17 Dermatology
A swollen red leg
What is your diagnosis?
Cellulitis, probably due to streptococci gaining entry via the venous ulcer.
Differential diagnosis
• Acute allergic contact dermatitis: e.g. to dressings
• Necrotising fasciitis: black necrotic areas within cellulitic area.
Leg ulceration
Management
• Venous ulcers: elevation, exercise, compression dressings. Antibiotics if infected (always check Doppler pressures before considering compression as many ulcers have mixed venous and arterial aetiology). Adequate analgesia.
• Arterial ulcers: investigate arterial supply, dressings with NO compression. Adequate analgesia.
• Vasculitic ulcers: vasculitic screen, e.g. ANCA, ANA, rheumatoid factor.
• Neuropathic ulcers: keep ulcer clean and remove pressure or trauma from affected area.
Note: Operating on varicose veins rarely helps venous insufficiency problems – ‘re-plumbing’ of the veins is not possible.
Erythema nodosum
It presents with painful, tender, dusky blue red nodules, usually on the shins and lower limbs (Fig 17.1).
Make the diagnosis
• Spontaneous onset over days; evolution over a few days or weeks
• Single or multiple deep bruise-like nodules 1–10 cm diameter (better felt than seen)
• Predominantly affecting limbs (shins or lower limbs)
• No age or sex limitation (but young females more common)
Initial treatment
• Aspirin 600 mg as required (unless the identified cause of the EN).
• If severe symptoms and/or cutaneous ulceration, use dapsone (up to 100 mg daily)/steroids (30 mg daily decreasing course).
Note: monitor for haemolytic anaemia and avoid dapsone if G6PD deficient.
Urticaria and angio-oedema
Urticaria or hives is characterised by short-lived dermal swelling (weals) anywhere on the body (Fig. 17.2). These usually itch and, except in some subtypes, resolve without bruising within 24 h (often within 10–20 min). They can form bizarre serpiginous or annular-shaped lesions. The latter show central clearing, not central necrosis as seen in erythema multiforme.

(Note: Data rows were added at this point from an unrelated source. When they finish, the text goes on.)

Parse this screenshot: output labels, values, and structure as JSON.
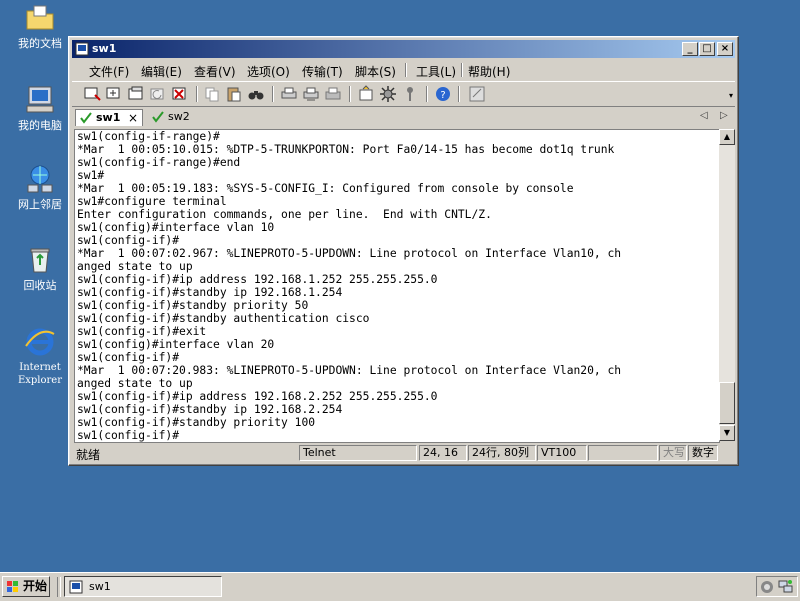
{
  "desktop": {
    "icons": [
      {
        "label": "我的文档",
        "icon": "folder-icon"
      },
      {
        "label": "我的电脑",
        "icon": "computer-icon"
      },
      {
        "label": "网上邻居",
        "icon": "network-icon"
      },
      {
        "label": "回收站",
        "icon": "recycle-bin-icon"
      },
      {
        "label": "Internet Explorer",
        "icon": "ie-icon"
      }
    ]
  },
  "window": {
    "title": "sw1",
    "menu": [
      "文件(F)",
      "编辑(E)",
      "查看(V)",
      "选项(O)",
      "传输(T)",
      "脚本(S)",
      "工具(L)",
      "帮助(H)"
    ],
    "tabs": [
      {
        "label": "sw1",
        "active": true,
        "close": "×"
      },
      {
        "label": "sw2",
        "active": false
      }
    ],
    "tab_nav": {
      "prev": "◁",
      "next": "▷"
    },
    "terminal_lines": [
      "sw1(config-if-range)#",
      "*Mar  1 00:05:10.015: %DTP-5-TRUNKPORTON: Port Fa0/14-15 has become dot1q trunk",
      "sw1(config-if-range)#end",
      "sw1#",
      "*Mar  1 00:05:19.183: %SYS-5-CONFIG_I: Configured from console by console",
      "sw1#configure terminal",
      "Enter configuration commands, one per line.  End with CNTL/Z.",
      "sw1(config)#interface vlan 10",
      "sw1(config-if)#",
      "*Mar  1 00:07:02.967: %LINEPROTO-5-UPDOWN: Line protocol on Interface Vlan10, ch",
      "anged state to up",
      "sw1(config-if)#ip address 192.168.1.252 255.255.255.0",
      "sw1(config-if)#standby ip 192.168.1.254",
      "sw1(config-if)#standby priority 50",
      "sw1(config-if)#standby authentication cisco",
      "sw1(config-if)#exit",
      "sw1(config)#interface vlan 20",
      "sw1(config-if)#",
      "*Mar  1 00:07:20.983: %LINEPROTO-5-UPDOWN: Line protocol on Interface Vlan20, ch",
      "anged state to up",
      "sw1(config-if)#ip address 192.168.2.252 255.255.255.0",
      "sw1(config-if)#standby ip 192.168.2.254",
      "sw1(config-if)#standby priority 100",
      "sw1(config-if)#"
    ],
    "status": {
      "ready": "就绪",
      "protocol": "Telnet",
      "cursor": "24, 16",
      "size": "24行, 80列",
      "emulation": "VT100",
      "caps": "大写",
      "num": "数字"
    }
  },
  "taskbar": {
    "start_label": "开始",
    "task_label": "sw1"
  }
}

Classification of urticarias
Acute
• Acute idiopathic urticaria and angio-oedema: accounts for > 90% of urticaria. A good history (not type 1 allergy testing) should exclude an allergic cause. Viral infections will sometimes set off an acute urticaria.
• Acute allergic: drug reactions, insect bites, foods (e.g. peanuts or seafood), can cause this type of reaction, as well as contact urticaria caused by, e.g. latex, tomatoes. A history of an almost immediate reaction (seconds to minutes) after contact with an allergen should alert one to this form.
General management
• Explanation of condition and likelihood of not identifying specific cause.
• Avoidance of non-specific factors, e.g. aspirin, NSAIDs, opiates.
• H1 anti-histamines (non-sedating or combination of daytime non-sedating H1 blockers and sedating H1 blocker at night); 90% of cases will respond to a non-sedating anti-histamine.
Preferred regimes if no contraindications
• Loratidine 10–20 mg daily or cetirizine 10–20 mg daily or fexofenadine 180 mg daily (all non-sedating anti-histamines).
• Sedative anti-histamines, e.g. hydroxyzine 25–50 mg at night.
Refer: to dermatology department if no response to anti-histamines.